Engineering, we would argue, falls closer to the right-brain domain. While we technically-trained engineers may have always associated ourselves more closely with the study of science, our discipline actually has more in common with art. Mobile phones, MP3 players, and digital cameras are hardly universal truths waiting to be discovered. Those devices and systems are incremental evolutionary steps atop innovative ideas hatched by the creative minds of engineers. While we engineers are always trying to solve problems, the nature of our solutions is often well-distilled creativity. A problem may represent a universal truth, but normally an optimal solution does not.
Like any other type of artist, electronic system engineers work in a pre-defined medium. In embedded technology, that medium is both new and rapidly evolving. In fine art, when a new medium arises, the first efforts are usually banal explorations of the craft. It takes years of experience with a new set of materials and capabilities to gain the mastery that facilitates the fabrication of a work with any transcendence. The first paintings, the first photographs, and the first movies may have been successful initial explorations of the media, but the work that followed years later eclipsed those initial attempts and eventually elevated the form from novelty to worthwhile artistic expression.
In 2005, our embedded technology palettes grew richer, our skills grew stronger, and our art form elevated itself to a new level of maturity. While embedded system designs may not have yet reached the level of sophistication that would place them in permanent collections in the major museums of the world, some designs are certainly reaching the stature of finer folk art. In that vein, we’d like to nominate Apple’s iPod nano as the year’s finest example of expression of excellence in the art of embedded design. Sure, the nano is an embedded system with the usual components of processor, peripherals, storage, embedded OS, application software, and mechanical parts, but the overall effect of the design challenges the notion of those components the way Picasso’s “The Old Guitarist” challenges the notion of canvas, pigment, and binder. OK, maybe not quite, but they’re definitely headed in the right direction.
We often discuss the innovations that fuel our progress to new levels of achievement in technology, but discussion of the human side of the equation is far less frequently analyzed. We all know that our engineering environment is continuously enriched with new improved capabilities, but we tend to forget that we’ve also been busily breeding a new generation of experienced and talented engineering artists. A decade ago, the technology mastered us. We struggled to get a working embedded design to do anything at all with the tools and techniques available to us. Today, system designers compose component symphonies, orchestrating the perfect product from the palette of technology available to them. Advanced processors, high-density memories, stable drop-in operating systems, and robust, accessible hardware and software design tools provide the power that enables engineers to explore a greater range of options.
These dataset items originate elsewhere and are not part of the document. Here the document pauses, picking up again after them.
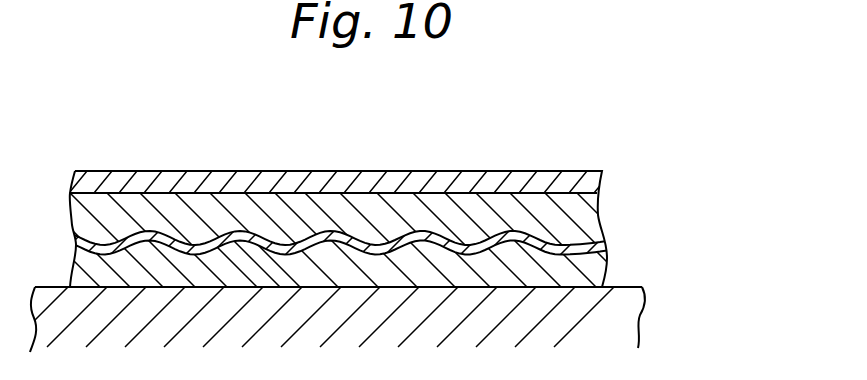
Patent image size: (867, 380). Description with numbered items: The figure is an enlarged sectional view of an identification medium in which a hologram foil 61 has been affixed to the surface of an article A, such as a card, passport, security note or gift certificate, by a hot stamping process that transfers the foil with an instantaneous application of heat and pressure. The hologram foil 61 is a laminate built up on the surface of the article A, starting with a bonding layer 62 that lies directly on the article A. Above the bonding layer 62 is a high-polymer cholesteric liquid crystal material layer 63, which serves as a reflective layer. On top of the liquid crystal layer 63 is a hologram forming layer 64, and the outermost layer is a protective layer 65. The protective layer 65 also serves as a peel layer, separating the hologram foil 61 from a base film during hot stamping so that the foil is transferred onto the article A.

The hologram foil 61 is at (422, 118).
The bonding layer 62 is at (607, 257).
The high-polymer cholesteric liquid crystal material layer 63 is at (600, 242).
The hologram forming layer 64 is at (597, 218).
The protective layer 65 is at (545, 182).
The article A is at (632, 324).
Engineers learn. Both as individuals and as a community, our knowledge and expertise expand with the cumulative experience of years and projects gone by. That knowledge is disseminated in formal venues as diverse as technical papers, journals, and datasheets, and informally passed along by word of mouth much like folk stories and traditions were passed through cultures of the past. As we learn, our art form elevates. Even without the driving distraction of Moore’s Law’s momentum, engineering would evolve. Our skills and facility at manipulating technology to create a vision are steadily improving. If we were still designing today with vacuum tubes and rheostats, in Fortran and in Forth, our work would most likely far surpass the best efforts of our predecessors.
While 2005 brought us to new levels of achievement in our nascent medium, 2006 will most likely take us much farther. Faster processors, denser silicon, more capable development tools, and cheaper everything will certainly make our jobs easier and our efforts more productive. These things do not make new products, however. It takes something more. We should never be so distracted by the progress of basic technology that we fail to recognize the progress in ourselves and in our discipline at the same time. Make 2006 the year that you achieve new levels of creativity and innovation in your embedded engineering endeavors. You are, after all, an artist.